Потом удивлялись, почему он кричал в классе: «Монголка».

— Что в ней монгольского? — спрашивали ребята.

— Душа, — отвечал загадочно Роман. — Она ведь из ига. Сама сказала.

Судьба подарила им несколько абсолютно безоблачных месяцев. Это навсегда останется тайной, как их дотошные родители именно в этом случае долгое время были слепы и глухи и оставались не в курсе. Дело в том, что Людмила Сергеевна ждала ребенка («Спохватилась после сорока! Но надо! Надо!»), а Вера возилась с Костей, у которого обострились все хворобы, и его попеременно перекладывали из больниц в больницу. («Знала, есть какая-то Юля. Фамилия мне ничего не сказала, а Ромасик никогда поздно не задерживался. Ведь на это смотришь в первую очередь».) Они назначали свидания в детском отделе универмага, у бассейна, где вместе с зелеными шарами мячей плавали зеленые крокодилы, киты, черепахи. Они садились на кафельные берега бассейна и пропадали. Люди становились природой, и совершенно не имело значения их человеческое количество. А может, чем больше — было даже лучше. Роман и Юлька только меняли место на своем «берегу» в зависимости от того, что в универмаге выбрасывали и как выстраивалась очередь. Они сидели с авоськами для хлеба, молока, как с неводами; люди же шуршали, бушевали, как деревья, как море, как ветер. А вот крокодилы были живые и настоящие, и звали их Сеня и Веня.

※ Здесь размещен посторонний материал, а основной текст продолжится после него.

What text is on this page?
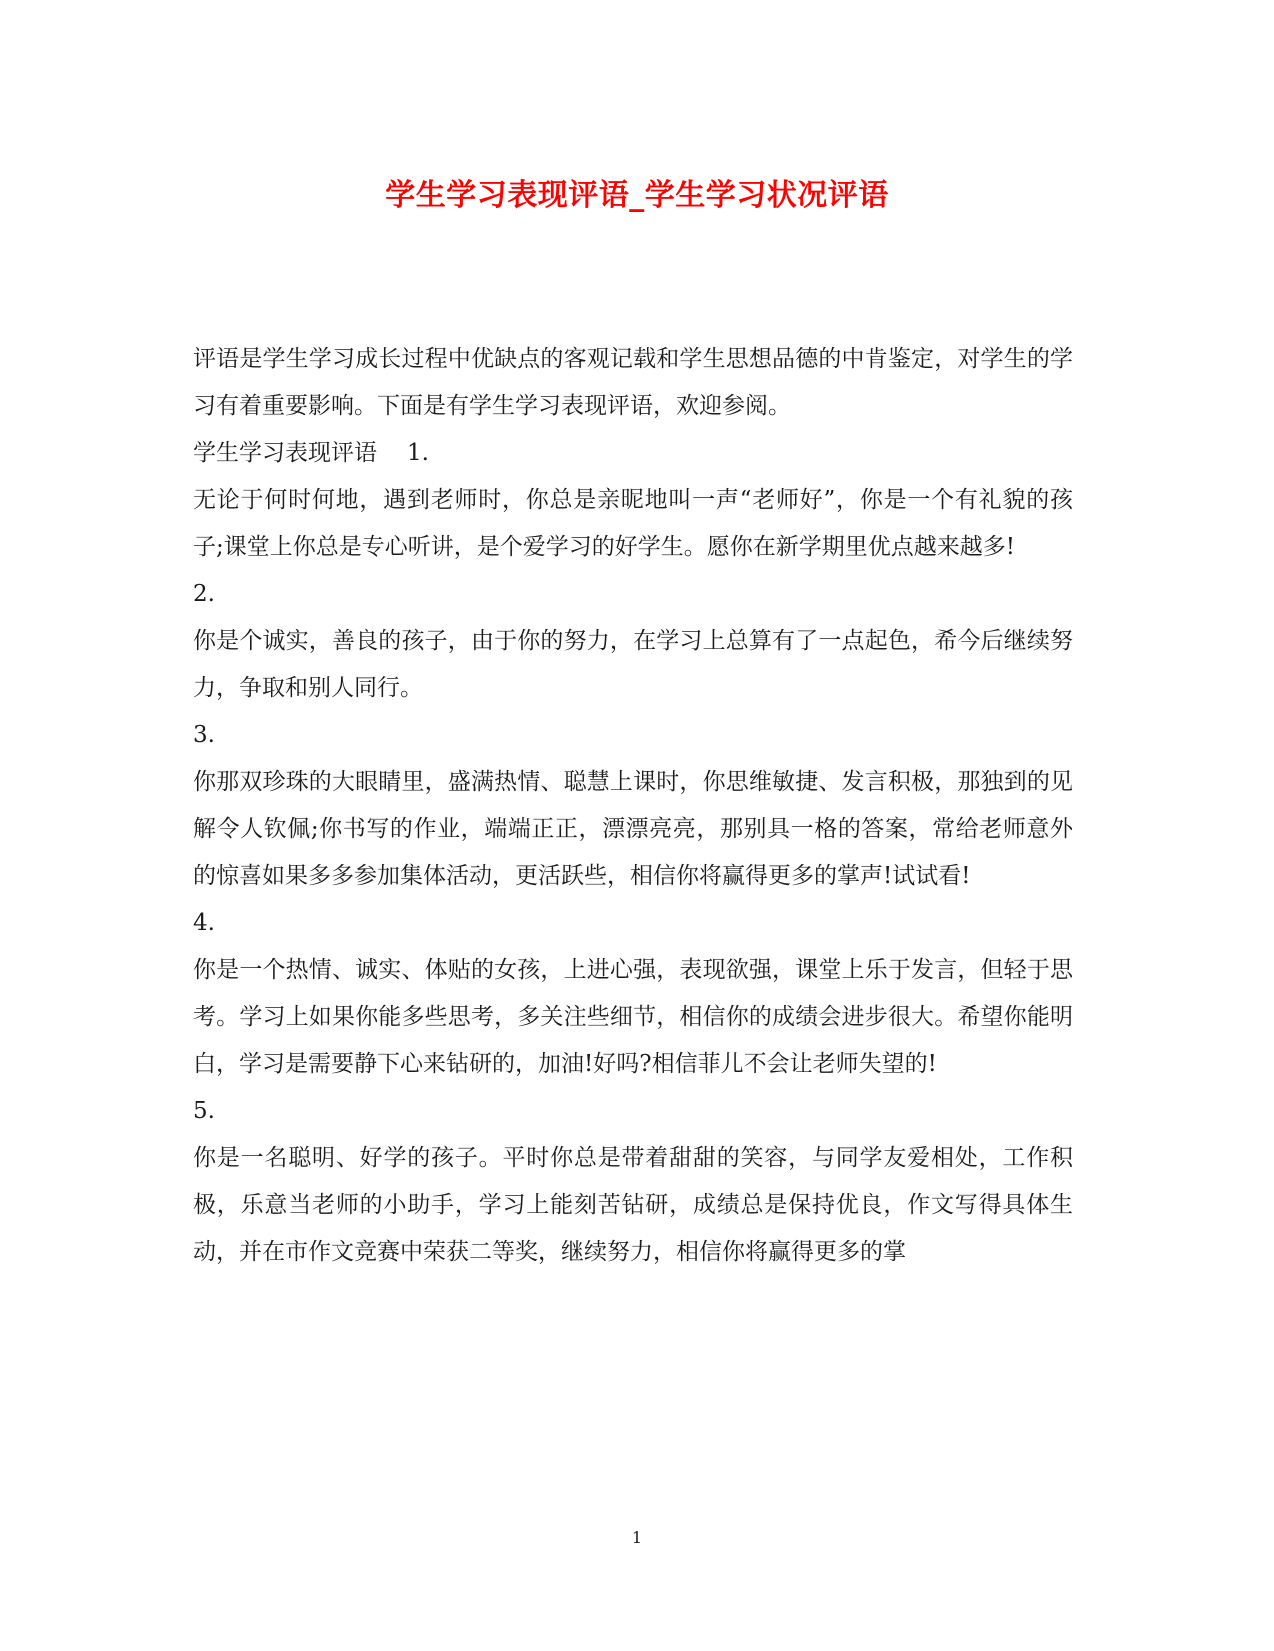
学生学习表现评语_学生学习状况评语

评语是学生学习成长过程中优缺点的客观记载和学生思想品德的中肯鉴定，对学生的学习有着重要影响。下面是有学生学习表现评语，欢迎参阅。

学生学习表现评语 1.

无论于何时何地，遇到老师时，你总是亲昵地叫一声“老师好”，你是一个有礼貌的孩子;课堂上你总是专心听讲，是个爱学习的好学生。愿你在新学期里优点越来越多!

2.

你是个诚实，善良的孩子，由于你的努力，在学习上总算有了一点起色，希今后继续努力，争取和别人同行。

3.

你那双珍珠的大眼睛里，盛满热情、聪慧上课时，你思维敏捷、发言积极，那独到的见解令人钦佩;你书写的作业，端端正正，漂漂亮亮，那别具一格的答案，常给老师意外的惊喜如果多多参加集体活动，更活跃些，相信你将赢得更多的掌声!试试看!

4.

你是一个热情、诚实、体贴的女孩，上进心强，表现欲强，课堂上乐于发言，但轻于思考。学习上如果你能多些思考，多关注些细节，相信你的成绩会进步很大。希望你能明白，学习是需要静下心来钻研的，加油!好吗?相信菲儿不会让老师失望的!

5.

你是一名聪明、好学的孩子。平时你总是带着甜甜的笑容，与同学友爱相处，工作积极，乐意当老师的小助手，学习上能刻苦钻研，成绩总是保持优良，作文写得具体生动，并在市作文竞赛中荣获二等奖，继续努力，相信你将赢得更多的掌

1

— …А когда ты на меня обратил внимание?

— Когда мы молились фонарному столбу. Все на коленях в шутку, а ты — по-настоящему…

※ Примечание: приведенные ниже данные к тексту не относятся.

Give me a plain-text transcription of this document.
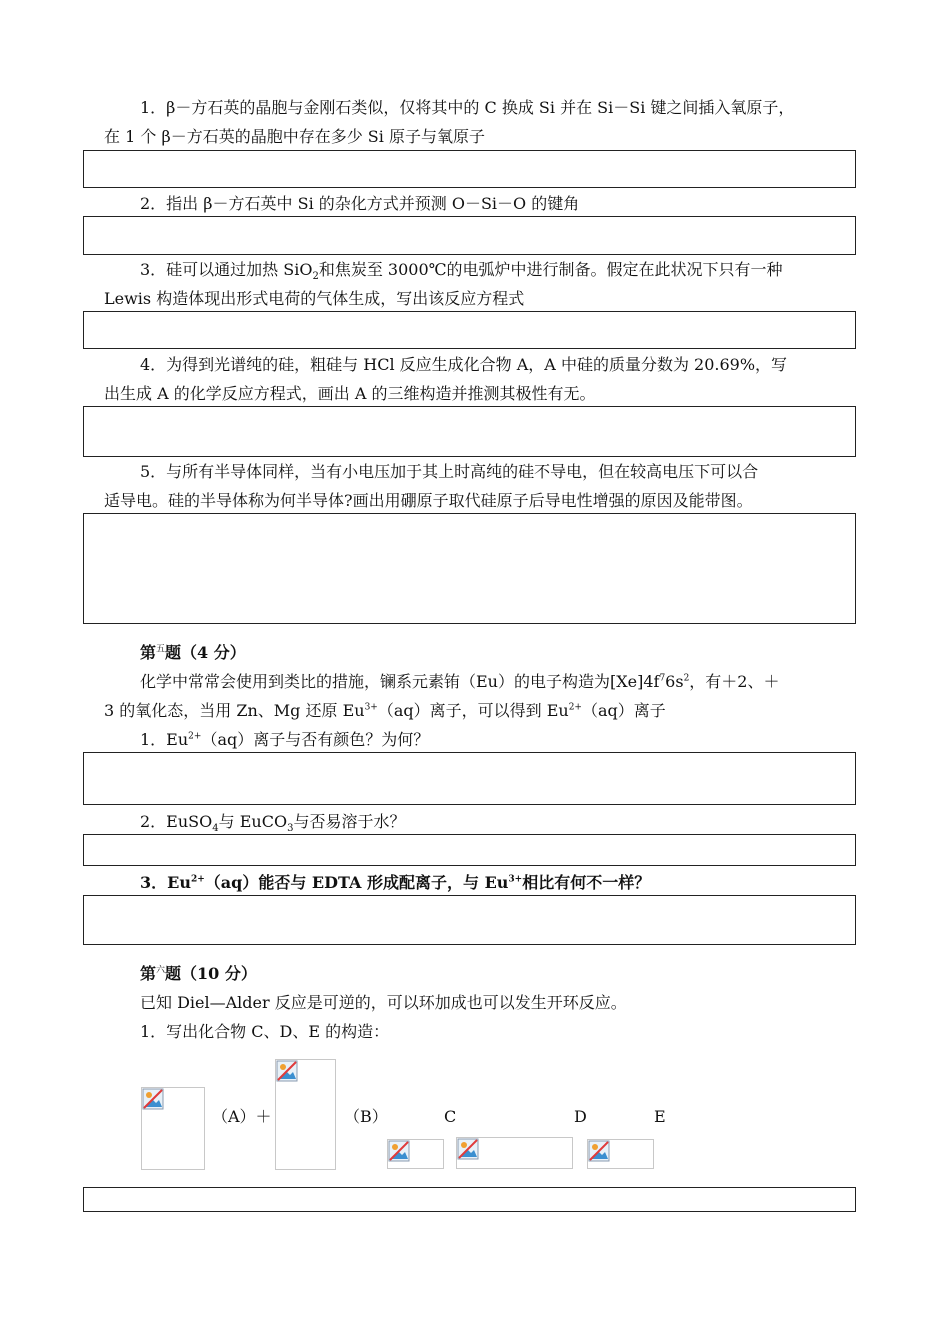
1．β－方石英的晶胞与金刚石类似，仅将其中的 C 换成 Si 并在 Si－Si 键之间插入氧原子，
在 1 个 β－方石英的晶胞中存在多少 Si 原子与氧原子
2．指出 β－方石英中 Si 的杂化方式并预测 O－Si－O 的键角
3．硅可以通过加热 SiO$_2$和焦炭至 3000℃的电弧炉中进行制备。假定在此状况下只有一种
Lewis 构造体现出形式电荷的气体生成，写出该反应方程式
4．为得到光谱纯的硅，粗硅与 HCl 反应生成化合物 A，A 中硅的质量分数为 20.69%，写
出生成 A 的化学反应方程式，画出 A 的三维构造并推测其极性有无。
5．与所有半导体同样，当有小电压加于其上时高纯的硅不导电，但在较高电压下可以合
适导电。硅的半导体称为何半导体?画出用硼原子取代硅原子后导电性增强的原因及能带图。
第$^五$题（4 分）
化学中常常会使用到类比的措施，镧系元素铕（Eu）的电子构造为$[Xe]4f^76s^2$，有＋2、＋
3 的氧化态，当用 Zn、Mg 还原 $Eu^{3+}(aq)$离子，可以得到 $Eu^{2+}(aq)$离子
1．$Eu^{2+}(aq)$离子与否有颜色？为何？
2．EuSO$_4$与 EuCO$_3$与否易溶于水？
3．$Eu^{2+}(aq)$能否与 EDTA 形成配离子，与 $Eu^{3+}$相比有何不一样？
第$^六$题（10 分）
已知 Diel—Alder 反应是可逆的，可以环加成也可以发生开环反应。
1．写出化合物 C、D、E 的构造：
（A）＋	（B）	C	D	E
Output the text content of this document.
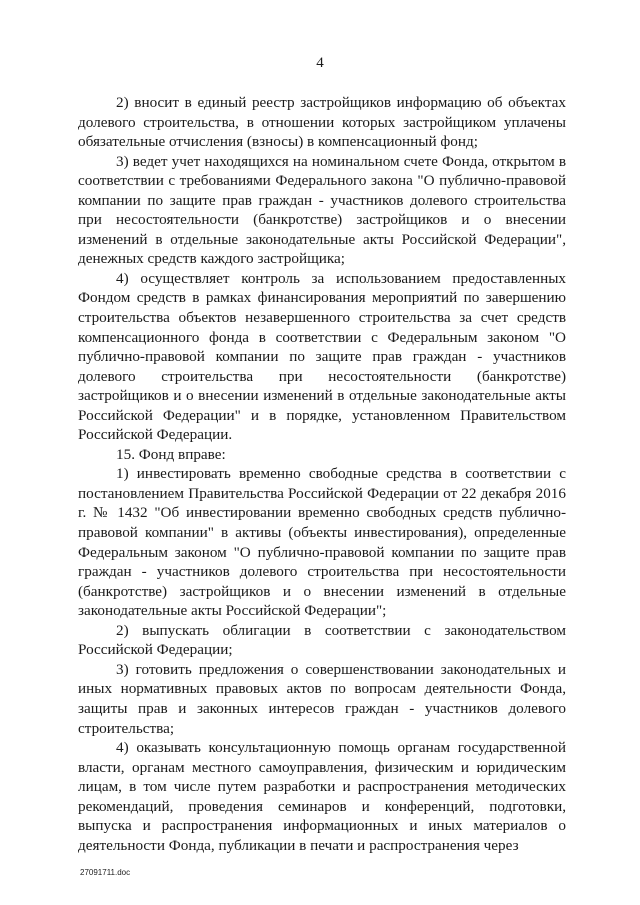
4

2) вносит в единый реестр застройщиков информацию об объектах долевого строительства, в отношении которых застройщиком уплачены обязательные отчисления (взносы) в компенсационный фонд;

3) ведет учет находящихся на номинальном счете Фонда, открытом в соответствии с требованиями Федерального закона "О публично-правовой компании по защите прав граждан - участников долевого строительства при несостоятельности (банкротстве) застройщиков и о внесении изменений в отдельные законодательные акты Российской Федерации", денежных средств каждого застройщика;

4) осуществляет контроль за использованием предоставленных Фондом средств в рамках финансирования мероприятий по завершению строительства объектов незавершенного строительства за счет средств компенсационного фонда в соответствии с Федеральным законом "О публично-правовой компании по защите прав граждан - участников долевого строительства при несостоятельности (банкротстве) застройщиков и о внесении изменений в отдельные законодательные акты Российской Федерации" и в порядке, установленном Правительством Российской Федерации.

15. Фонд вправе:

1) инвестировать временно свободные средства в соответствии с постановлением Правительства Российской Федерации от 22 декабря 2016 г. № 1432 "Об инвестировании временно свободных средств публично-правовой компании" в активы (объекты инвестирования), определенные Федеральным законом "О публично-правовой компании по защите прав граждан - участников долевого строительства при несостоятельности (банкротстве) застройщиков и о внесении изменений в отдельные законодательные акты Российской Федерации";

2) выпускать облигации в соответствии с законодательством Российской Федерации;

3) готовить предложения о совершенствовании законодательных и иных нормативных правовых актов по вопросам деятельности Фонда, защиты прав и законных интересов граждан - участников долевого строительства;

4) оказывать консультационную помощь органам государственной власти, органам местного самоуправления, физическим и юридическим лицам, в том числе путем разработки и распространения методических рекомендаций, проведения семинаров и конференций, подготовки, выпуска и распространения информационных и иных материалов о деятельности Фонда, публикации в печати и распространения через

27091711.doc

— Вот дурачок… Я тоже в шутку.

— Я понимаю. Но вид у тебя был как по-настоящему… И пятки у тебя такие маленькие-маленькие торчали вверх.

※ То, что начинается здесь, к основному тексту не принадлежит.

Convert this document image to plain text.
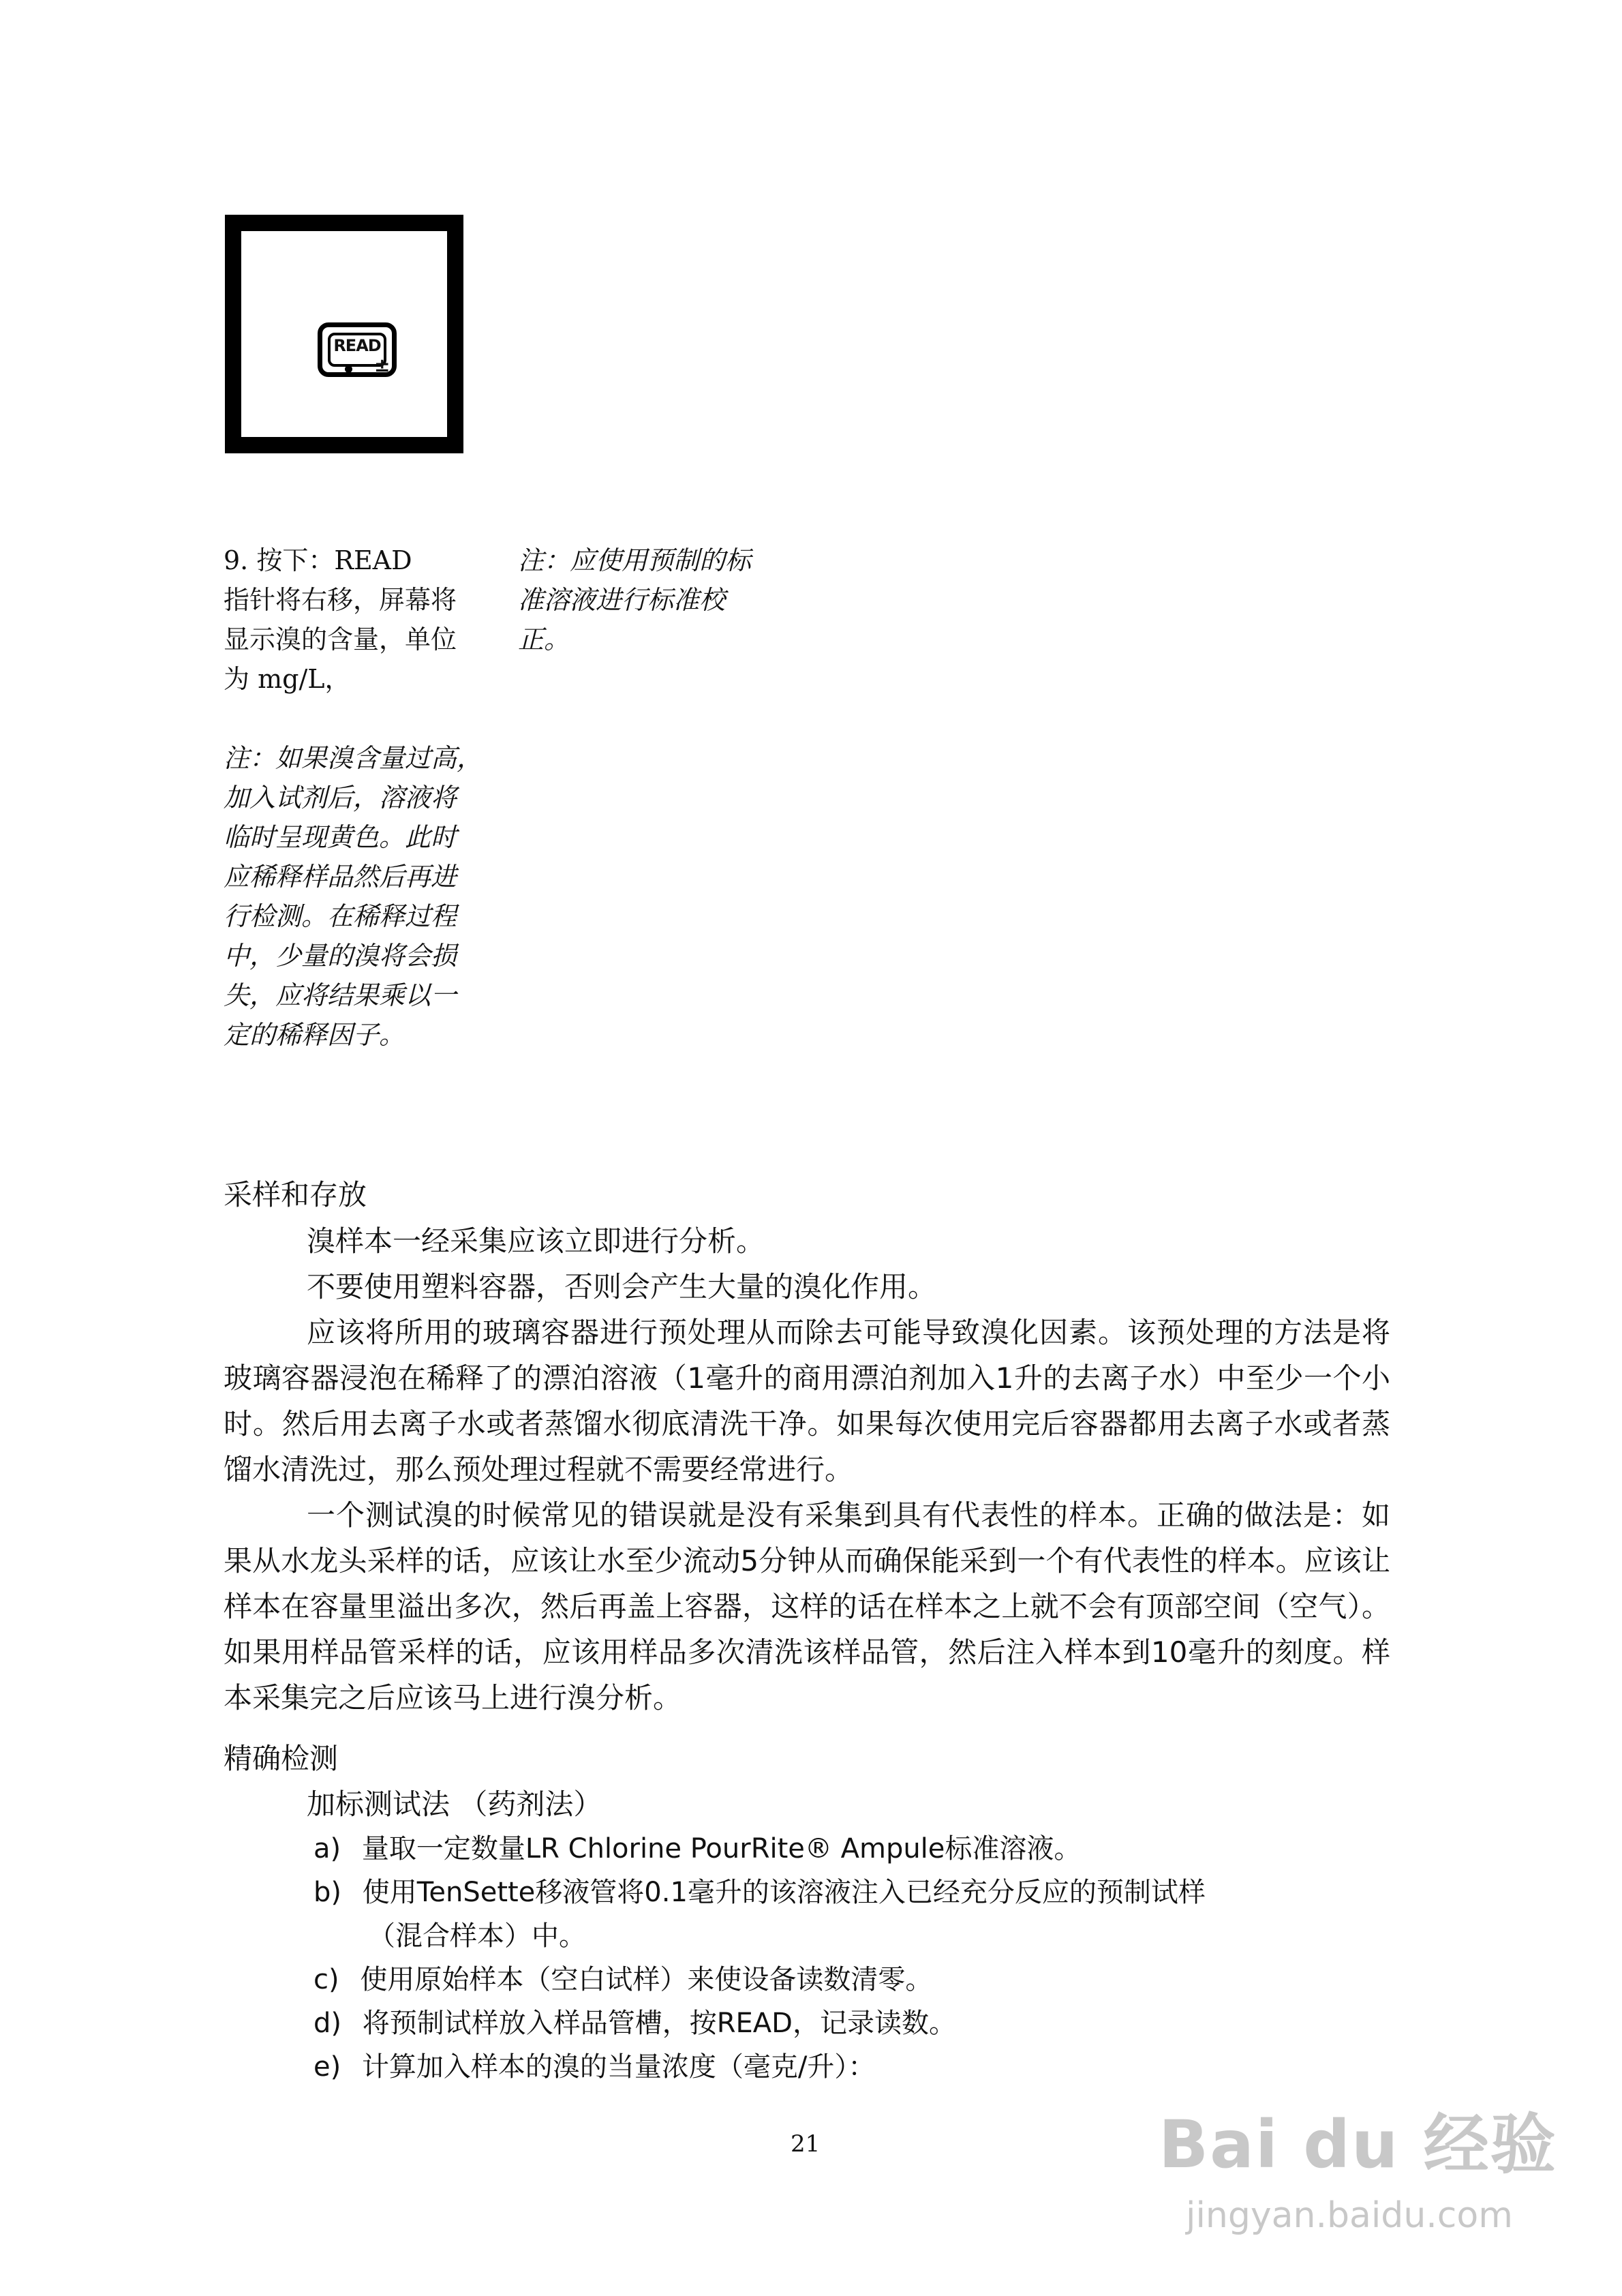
READ
±
9. 按下：READ
指针将右移，屏幕将
显示溴的含量，单位
为 mg/L，
注：如果溴含量过高，
加入试剂后，溶液将
临时呈现黄色。此时
应稀释样品然后再进
行检测。在稀释过程
中，少量的溴将会损
失，应将结果乘以一
定的稀释因子。
注：应使用预制的标
准溶液进行标准校
正。
采样和存放
溴样本一经采集应该立即进行分析。
不要使用塑料容器，否则会产生大量的溴化作用。
应该将所用的玻璃容器进行预处理从而除去可能导致溴化因素。该预处理的方法是将玻璃容器浸泡在稀释了的漂泊溶液（1毫升的商用漂泊剂加入1升的去离子水）中至少一个小时。然后用去离子水或者蒸馏水彻底清洗干净。如果每次使用完后容器都用去离子水或者蒸馏水清洗过，那么预处理过程就不需要经常进行。
一个测试溴的时候常见的错误就是没有采集到具有代表性的样本。正确的做法是：如果从水龙头采样的话，应该让水至少流动5分钟从而确保能采到一个有代表性的样本。应该让样本在容量里溢出多次，然后再盖上容器，这样的话在样本之上就不会有顶部空间（空气）。如果用样品管采样的话，应该用样品多次清洗该样品管，然后注入样本到10毫升的刻度。样本采集完之后应该马上进行溴分析。
精确检测
加标测试法 （药剂法）
a) 量取一定数量LR Chlorine PourRite® Ampule标准溶液。
b) 使用TenSette移液管将0.1毫升的该溶液注入已经充分反应的预制试样
（混合样本）中。
c) 使用原始样本（空白试样）来使设备读数清零。
d) 将预制试样放入样品管槽，按READ，记录读数。
e) 计算加入样本的溴的当量浓度（毫克/升）：
21	Bai du 经验
jingyan.baidu.com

— Пятки? — Юлька смущенно закрывает глаза ладонью. — Как тебе не стыдно… Они, наверное, были грязные… Мы же по пыли шастали.

— Были, — отвечает Роман. — Мне даже хотелось послюнявить палец и протереть их.

— Ну, а потом?

— А потом ты с умным видом болтала глупости о своих кровях. Как я понимаю, намекала мне на скрытую в тебе гениальность. Я тогда представил — как это все в тебе происходит. Бежит в тебе алая-алая, это русская кровь, а в ней фонтанчиками бьют синяя немецкая, светло-зеленая польская, оранжевая монгольская…

— Господи! Да нет во мне монгольской! Ты это сам выдумал…

— Не перебивай старших… От этого многоцветья ты изнутри вся светишься. Ты знаешь, что ты светишься?

— Как это?

— Как салют. Правда, крокодилы?

Юлька крутит им головы: мол, неправда.

— Когда мы поженимся, мы заберем их, — говорит Роман.

— А когда это будет? — спрашивает Юлька.

— Очень скоро. Девятый, считай, мы уже кончили. Так? Значит, десятый. Это ерунда. Сразу после экзаменов.

— Но ведь нам не будет еще восемнадцати.

— Тогда мы уедем в Узбекистан, там можно раньше…

— А что мы будем делать с Сеней и Веней?

— Они будут жить в ванной, ждать наших детей…

— Ой!

— Чего ты!

— У мамы стали выпадать зубы. Она говорит, что я у нее забрала два зуба, а вот этот неизвестный товарищ уже четыре. Она страшно переживает. Зубов нет, пятна… Старая стала… Мне ее жалко…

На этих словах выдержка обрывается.